Promotion of cadmium uptake and cadmium-induced toxicity by the copper transporter CTR1 in HepG2 and ZFL cells

Cadmium (Cd(2+)) is considered a human carcinogen as it causes oxidative stress and alters DNA repair responses. However, how Cd(2+) is taken up by cells remains unclear. We hypothesized that Cd(2+) could be transported into cells via a membrane copper (Cu) transporter, CTR1. CTR1 expression was not affected by Cd(2+) exposure at the mRNA or protein level. Stable cell lines overexpressing either hCTR1, in the human liver cell line HepG2, or zCTR1, in the zebrafish liver cell line ZFL, were created to study their responses to Cd(2+) insult. It was found that both HepG2 and ZFL cells overexpressing CTR1 had higher Cd(2+) uptake and thus became sensitive to Cd(2+).
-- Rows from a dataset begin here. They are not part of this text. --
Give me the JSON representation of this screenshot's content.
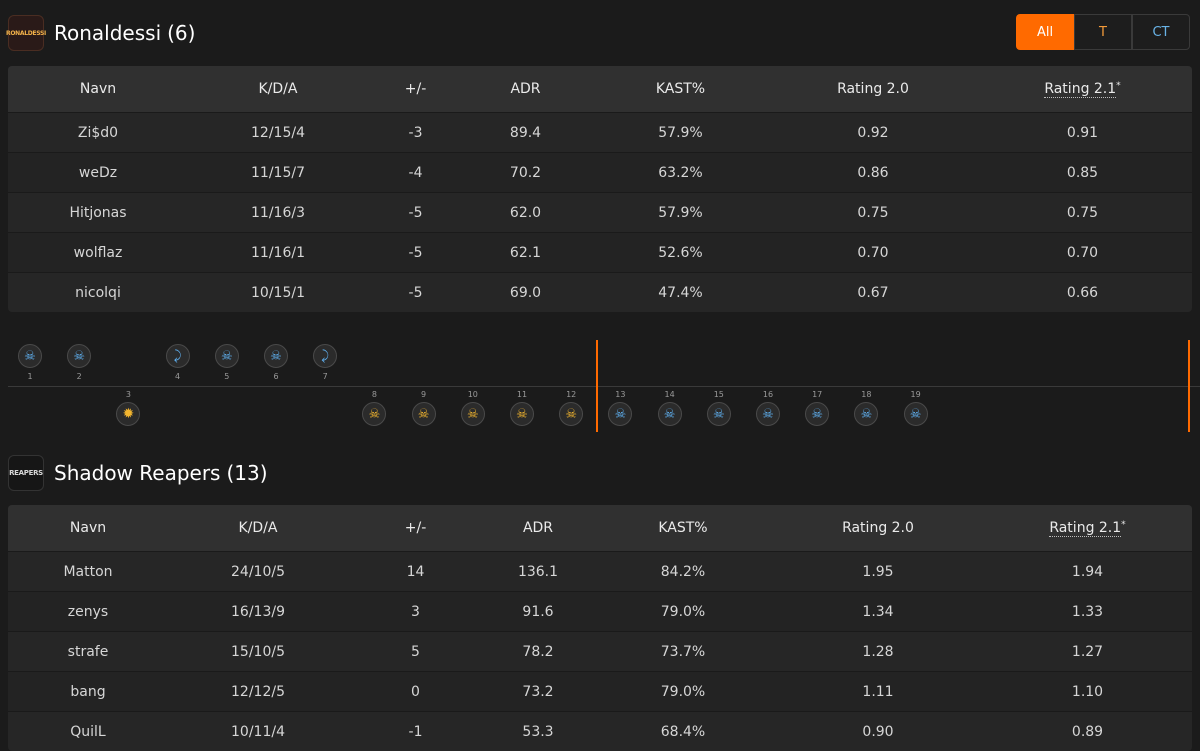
{
  "team_a": {
    "name": "Ronaldessi",
    "count": "(6)",
    "logo_text": "RONALDESSI"
  },
  "team_b": {
    "name": "Shadow Reapers",
    "count": "(13)",
    "logo_text": "REAPERS"
  },
  "filter": {
    "all": "All",
    "t": "T",
    "ct": "CT"
  },
  "columns": [
    "Navn",
    "K/D/A",
    "+/-",
    "ADR",
    "KAST%",
    "Rating 2.0",
    "Rating 2.1",
    "*"
  ],
  "team_a_players": [
    [
      "Zi$d0",
      "12/15/4",
      "-3",
      "89.4",
      "57.9%",
      "0.92",
      "0.91"
    ],
    [
      "weDz",
      "11/15/7",
      "-4",
      "70.2",
      "63.2%",
      "0.86",
      "0.85"
    ],
    [
      "Hitjonas",
      "11/16/3",
      "-5",
      "62.0",
      "57.9%",
      "0.75",
      "0.75"
    ],
    [
      "wolflaz",
      "11/16/1",
      "-5",
      "62.1",
      "52.6%",
      "0.70",
      "0.70"
    ],
    [
      "nicolqi",
      "10/15/1",
      "-5",
      "69.0",
      "47.4%",
      "0.67",
      "0.66"
    ]
  ],
  "team_b_players": [
    [
      "Matton",
      "24/10/5",
      "14",
      "136.1",
      "84.2%",
      "1.95",
      "1.94"
    ],
    [
      "zenys",
      "16/13/9",
      "3",
      "91.6",
      "79.0%",
      "1.34",
      "1.33"
    ],
    [
      "strafe",
      "15/10/5",
      "5",
      "78.2",
      "73.7%",
      "1.28",
      "1.27"
    ],
    [
      "bang",
      "12/12/5",
      "0",
      "73.2",
      "79.0%",
      "1.11",
      "1.10"
    ],
    [
      "QuilL",
      "10/11/4",
      "-1",
      "53.3",
      "68.4%",
      "0.90",
      "0.89"
    ]
  ],
  "rounds": [
    {
      "n": "1",
      "winner": "a",
      "side": "ct",
      "icon": "skull-icon"
    },
    {
      "n": "2",
      "winner": "a",
      "side": "ct",
      "icon": "skull-icon"
    },
    {
      "n": "3",
      "winner": "b",
      "side": "t",
      "icon": "bomb-explosion-icon"
    },
    {
      "n": "4",
      "winner": "a",
      "side": "ct",
      "icon": "defuse-icon"
    },
    {
      "n": "5",
      "winner": "a",
      "side": "ct",
      "icon": "skull-icon"
    },
    {
      "n": "6",
      "winner": "a",
      "side": "ct",
      "icon": "skull-icon"
    },
    {
      "n": "7",
      "winner": "a",
      "side": "ct",
      "icon": "defuse-icon"
    },
    {
      "n": "8",
      "winner": "b",
      "side": "t",
      "icon": "skull-icon"
    },
    {
      "n": "9",
      "winner": "b",
      "side": "t",
      "icon": "skull-icon"
    },
    {
      "n": "10",
      "winner": "b",
      "side": "t",
      "icon": "skull-icon"
    },
    {
      "n": "11",
      "winner": "b",
      "side": "t",
      "icon": "skull-icon"
    },
    {
      "n": "12",
      "winner": "b",
      "side": "t",
      "icon": "skull-icon"
    },
    {
      "n": "13",
      "winner": "b",
      "side": "ct",
      "icon": "skull-icon"
    },
    {
      "n": "14",
      "winner": "b",
      "side": "ct",
      "icon": "skull-icon"
    },
    {
      "n": "15",
      "winner": "b",
      "side": "ct",
      "icon": "skull-icon"
    },
    {
      "n": "16",
      "winner": "b",
      "side": "ct",
      "icon": "skull-icon"
    },
    {
      "n": "17",
      "winner": "b",
      "side": "ct",
      "icon": "skull-icon"
    },
    {
      "n": "18",
      "winner": "b",
      "side": "ct",
      "icon": "skull-icon"
    },
    {
      "n": "19",
      "winner": "b",
      "side": "ct",
      "icon": "skull-icon"
    }
  ],
  "colors": {
    "accent": "#ff6a00",
    "ct": "#5fb0f0",
    "t": "#f2b52f"
  }
}
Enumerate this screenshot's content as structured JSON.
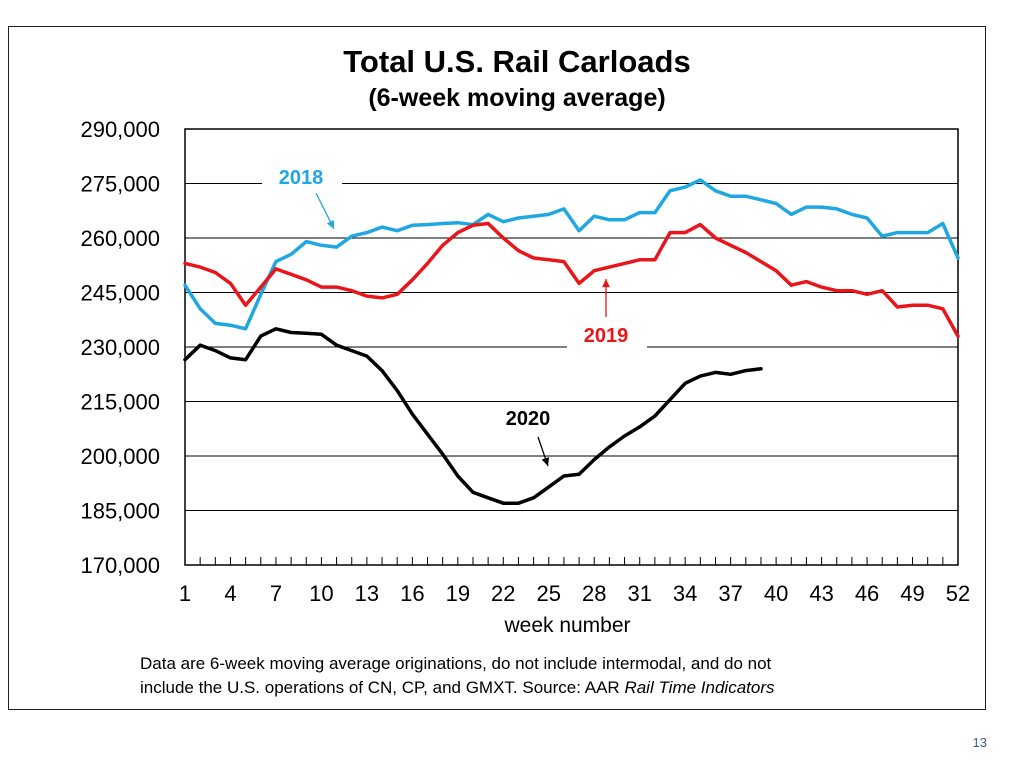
{
  "chart_data": {
    "type": "line",
    "title": "Total U.S. Rail Carloads",
    "subtitle": "(6-week moving average)",
    "xlabel": "week number",
    "ylabel": "",
    "ylim": [
      170000,
      290000
    ],
    "xlim": [
      1,
      52
    ],
    "ytick_labels": [
      "290,000",
      "275,000",
      "260,000",
      "245,000",
      "230,000",
      "215,000",
      "200,000",
      "185,000",
      "170,000"
    ],
    "ytick_values": [
      290000,
      275000,
      260000,
      245000,
      230000,
      215000,
      200000,
      185000,
      170000
    ],
    "xtick_labels": [
      "1",
      "4",
      "7",
      "10",
      "13",
      "16",
      "19",
      "22",
      "25",
      "28",
      "31",
      "34",
      "37",
      "40",
      "43",
      "46",
      "49",
      "52"
    ],
    "xtick_values": [
      1,
      4,
      7,
      10,
      13,
      16,
      19,
      22,
      25,
      28,
      31,
      34,
      37,
      40,
      43,
      46,
      49,
      52
    ],
    "grid": true,
    "series": [
      {
        "name": "2018",
        "color": "#1ea7e1",
        "values": [
          247000,
          240500,
          236500,
          236000,
          235000,
          244500,
          253500,
          255500,
          259000,
          258000,
          257500,
          260500,
          261500,
          263000,
          262000,
          263500,
          263700,
          264000,
          264200,
          263700,
          266500,
          264500,
          265500,
          266000,
          266500,
          268000,
          262000,
          266000,
          265000,
          265000,
          267000,
          267000,
          273000,
          274000,
          276000,
          273000,
          271500,
          271500,
          270500,
          269500,
          266500,
          268500,
          268500,
          268000,
          266500,
          265500,
          260500,
          261500,
          261500,
          261500,
          264000,
          254500
        ]
      },
      {
        "name": "2019",
        "color": "#e8161b",
        "values": [
          253000,
          252000,
          250500,
          247500,
          241500,
          246500,
          251500,
          250000,
          248500,
          246500,
          246500,
          245500,
          244000,
          243500,
          244500,
          248500,
          253000,
          258000,
          261500,
          263500,
          264000,
          260000,
          256500,
          254500,
          254000,
          253500,
          247500,
          251000,
          252000,
          253000,
          254000,
          254000,
          261500,
          261500,
          263700,
          260000,
          258000,
          256000,
          253500,
          251000,
          247000,
          248000,
          246500,
          245500,
          245500,
          244500,
          245500,
          241000,
          241500,
          241500,
          240500,
          233000
        ]
      },
      {
        "name": "2020",
        "color": "#000000",
        "values": [
          226500,
          230500,
          229000,
          227000,
          226500,
          233000,
          235000,
          234000,
          233800,
          233500,
          230500,
          229000,
          227500,
          223500,
          218000,
          211500,
          206000,
          200500,
          194500,
          190000,
          188500,
          187000,
          187000,
          188500,
          191500,
          194500,
          195000,
          199000,
          202500,
          205500,
          208000,
          211000,
          215500,
          220000,
          222000,
          223000,
          222500,
          223500,
          224000
        ]
      }
    ],
    "annotations": [
      {
        "text": "2018",
        "series": "2018"
      },
      {
        "text": "2019",
        "series": "2019"
      },
      {
        "text": "2020",
        "series": "2020"
      }
    ]
  },
  "footnote": {
    "line1": "Data are 6-week moving average originations, do not include intermodal, and do not",
    "line2_prefix": "include the U.S. operations of CN, CP, and GMXT.   Source: AAR ",
    "line2_italic": "Rail Time Indicators"
  },
  "page_number": "13"
}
In contrast, hCTR1 knockdown in HepG2 cells led to a reduced uptake of Cd(2+), making the cells relatively resistant to Cd(2+). Localization studies revealed that hCTR1 had a clustered pattern after Cd(2+) exposure, possibly in an attempt to reduce both Cd(2+) uptake and Cd(2+)-induced toxicity. These in vitro results indicate that CTR1 can transport Cd(2+) into the cell, resulting in Cd(2+) toxicity.